0

If I have a dataset like this

Series Name X1 X2 ... X99 X100
A 23 35 ... 53 13
B 17 25 ... 43 34

How do I plot in R so that the X-axis is X1,X2...,X99,X100 and I have a linplot for each series name (A-E)

Attempting to plot this results in a scatterplot matrix.

I am looking for a line plot where the x axis is my headers in R. I will attach my code as well as the plot in python that I am looking for.

I know that I could make a new Variable X and have something like

Series Name X Value
A 1 23
B 1 17
A 2 35
B 2 25
... ... ...
A 99 53
B 99 43
A 100 13
B 100 34

But I was wondering if there was a way to tell R to plot the headers. If there is no way and it has to be done like the second table is there some example R code that will make the process of changing the table easy?

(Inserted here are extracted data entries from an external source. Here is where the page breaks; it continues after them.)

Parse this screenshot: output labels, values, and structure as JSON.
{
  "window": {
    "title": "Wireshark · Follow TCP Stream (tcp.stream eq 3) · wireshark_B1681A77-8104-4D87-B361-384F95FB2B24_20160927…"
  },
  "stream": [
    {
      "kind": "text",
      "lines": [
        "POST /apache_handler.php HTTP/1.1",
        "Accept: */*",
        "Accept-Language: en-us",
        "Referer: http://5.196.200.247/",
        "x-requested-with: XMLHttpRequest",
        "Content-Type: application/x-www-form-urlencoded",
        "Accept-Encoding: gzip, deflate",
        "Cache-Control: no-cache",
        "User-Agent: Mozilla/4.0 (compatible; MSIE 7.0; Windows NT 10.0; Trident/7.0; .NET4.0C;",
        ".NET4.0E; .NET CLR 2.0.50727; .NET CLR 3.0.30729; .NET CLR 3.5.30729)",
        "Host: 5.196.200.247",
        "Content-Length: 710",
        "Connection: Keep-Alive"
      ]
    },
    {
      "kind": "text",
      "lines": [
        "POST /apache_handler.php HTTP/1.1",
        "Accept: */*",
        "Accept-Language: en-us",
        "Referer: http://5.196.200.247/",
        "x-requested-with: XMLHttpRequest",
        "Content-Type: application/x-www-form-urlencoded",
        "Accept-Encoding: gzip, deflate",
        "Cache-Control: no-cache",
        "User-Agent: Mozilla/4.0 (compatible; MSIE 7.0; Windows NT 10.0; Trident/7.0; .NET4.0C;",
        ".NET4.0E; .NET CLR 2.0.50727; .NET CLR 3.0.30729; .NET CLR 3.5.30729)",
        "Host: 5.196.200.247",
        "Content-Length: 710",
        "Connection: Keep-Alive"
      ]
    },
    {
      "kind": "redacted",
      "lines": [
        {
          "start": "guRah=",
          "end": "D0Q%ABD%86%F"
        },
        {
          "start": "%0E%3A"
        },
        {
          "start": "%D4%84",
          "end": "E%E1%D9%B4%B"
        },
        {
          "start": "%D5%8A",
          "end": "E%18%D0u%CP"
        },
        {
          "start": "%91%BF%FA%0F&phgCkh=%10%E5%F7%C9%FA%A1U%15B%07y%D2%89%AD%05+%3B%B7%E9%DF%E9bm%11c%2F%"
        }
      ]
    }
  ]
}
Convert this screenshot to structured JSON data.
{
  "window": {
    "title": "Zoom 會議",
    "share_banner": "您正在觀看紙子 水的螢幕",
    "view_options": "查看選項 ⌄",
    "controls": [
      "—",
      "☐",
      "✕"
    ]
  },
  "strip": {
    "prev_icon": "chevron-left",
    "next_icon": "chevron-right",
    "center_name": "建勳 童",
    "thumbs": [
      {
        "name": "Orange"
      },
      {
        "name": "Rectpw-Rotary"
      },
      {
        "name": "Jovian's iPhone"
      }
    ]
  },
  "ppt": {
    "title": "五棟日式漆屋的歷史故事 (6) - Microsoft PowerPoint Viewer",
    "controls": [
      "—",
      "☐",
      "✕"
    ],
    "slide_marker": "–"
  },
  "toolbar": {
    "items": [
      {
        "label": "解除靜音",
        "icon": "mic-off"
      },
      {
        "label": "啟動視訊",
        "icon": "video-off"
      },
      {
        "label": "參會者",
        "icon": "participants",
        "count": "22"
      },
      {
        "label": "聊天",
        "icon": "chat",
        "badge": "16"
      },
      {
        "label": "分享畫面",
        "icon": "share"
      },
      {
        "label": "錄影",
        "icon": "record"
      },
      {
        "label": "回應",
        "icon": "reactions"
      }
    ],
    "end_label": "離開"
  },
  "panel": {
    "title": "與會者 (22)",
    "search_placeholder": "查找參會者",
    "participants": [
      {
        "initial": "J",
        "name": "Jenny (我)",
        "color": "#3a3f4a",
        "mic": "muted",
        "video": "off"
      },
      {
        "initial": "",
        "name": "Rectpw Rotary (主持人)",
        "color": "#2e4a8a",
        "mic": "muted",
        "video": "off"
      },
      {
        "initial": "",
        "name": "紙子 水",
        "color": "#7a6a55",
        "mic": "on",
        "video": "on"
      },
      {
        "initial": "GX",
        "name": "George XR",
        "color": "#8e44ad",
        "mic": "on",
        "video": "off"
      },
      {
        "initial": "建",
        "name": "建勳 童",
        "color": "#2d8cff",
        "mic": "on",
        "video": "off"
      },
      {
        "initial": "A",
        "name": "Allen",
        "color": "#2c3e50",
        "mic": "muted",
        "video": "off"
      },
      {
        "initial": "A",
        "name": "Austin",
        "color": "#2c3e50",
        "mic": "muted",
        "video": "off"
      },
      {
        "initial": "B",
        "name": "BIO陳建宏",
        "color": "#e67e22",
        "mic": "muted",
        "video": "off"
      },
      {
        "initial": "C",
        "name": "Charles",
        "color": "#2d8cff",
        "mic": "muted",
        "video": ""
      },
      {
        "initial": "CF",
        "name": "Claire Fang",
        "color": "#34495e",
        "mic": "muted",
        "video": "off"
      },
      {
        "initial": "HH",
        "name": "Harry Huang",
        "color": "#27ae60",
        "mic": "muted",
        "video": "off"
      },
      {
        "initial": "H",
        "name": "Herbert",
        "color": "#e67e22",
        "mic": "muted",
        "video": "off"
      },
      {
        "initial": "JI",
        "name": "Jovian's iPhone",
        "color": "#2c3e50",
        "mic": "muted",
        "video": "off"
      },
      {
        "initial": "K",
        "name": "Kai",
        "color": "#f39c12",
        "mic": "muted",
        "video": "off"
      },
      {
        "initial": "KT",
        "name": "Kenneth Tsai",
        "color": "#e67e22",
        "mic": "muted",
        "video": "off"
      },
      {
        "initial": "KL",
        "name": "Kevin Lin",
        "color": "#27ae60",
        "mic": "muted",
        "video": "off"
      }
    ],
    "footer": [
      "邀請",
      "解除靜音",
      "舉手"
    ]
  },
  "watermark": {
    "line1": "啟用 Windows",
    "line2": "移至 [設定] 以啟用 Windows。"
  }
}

I will include my data and an example plot of what I want.

Plot of X1-100

Pastebin of data https://pastebin.com/Fg6hDdjh

#Says I have to include code when using pastebin
  • 1
    library(tidyverse); your_data %>% pivot_longer(-"Series Name") %>% mutate(x = parse_number(name) %>% ggplot(aes(x, value, color = "Series Name") – Jon Spring Mar 14 '21 at 23:29
  • Pivot longer is definitely what I am looking for but I couldn't seem to get your code to run, left everything the same apart from changing 'your_data' to 'df' (the name of my data). It just runs forever and when I cancel it I get 'Error : unexpected symbol in : – Hariboharry Mar 14 '21 at 23:42
  • Best practice on this site is to include in the question (and not as a link) an example of your data (or at least something with the same structure) and code you've tried. The easiest and most useful way to do this is to include the output of `dput(head(your_data))`. That way we can exactly replicate your issue on our computers. – Jon Spring Mar 14 '21 at 23:48
  • I researched pivot_longer and found the solution using "cols = starts_with("X"). Thanks for recommending that function! The majority of my coding experience is in python but wanted to learn some R also. – Hariboharry Mar 14 '21 at 23:51

1 Answers1

0

Using pivot_longer and cols = starts_with("X") solved this.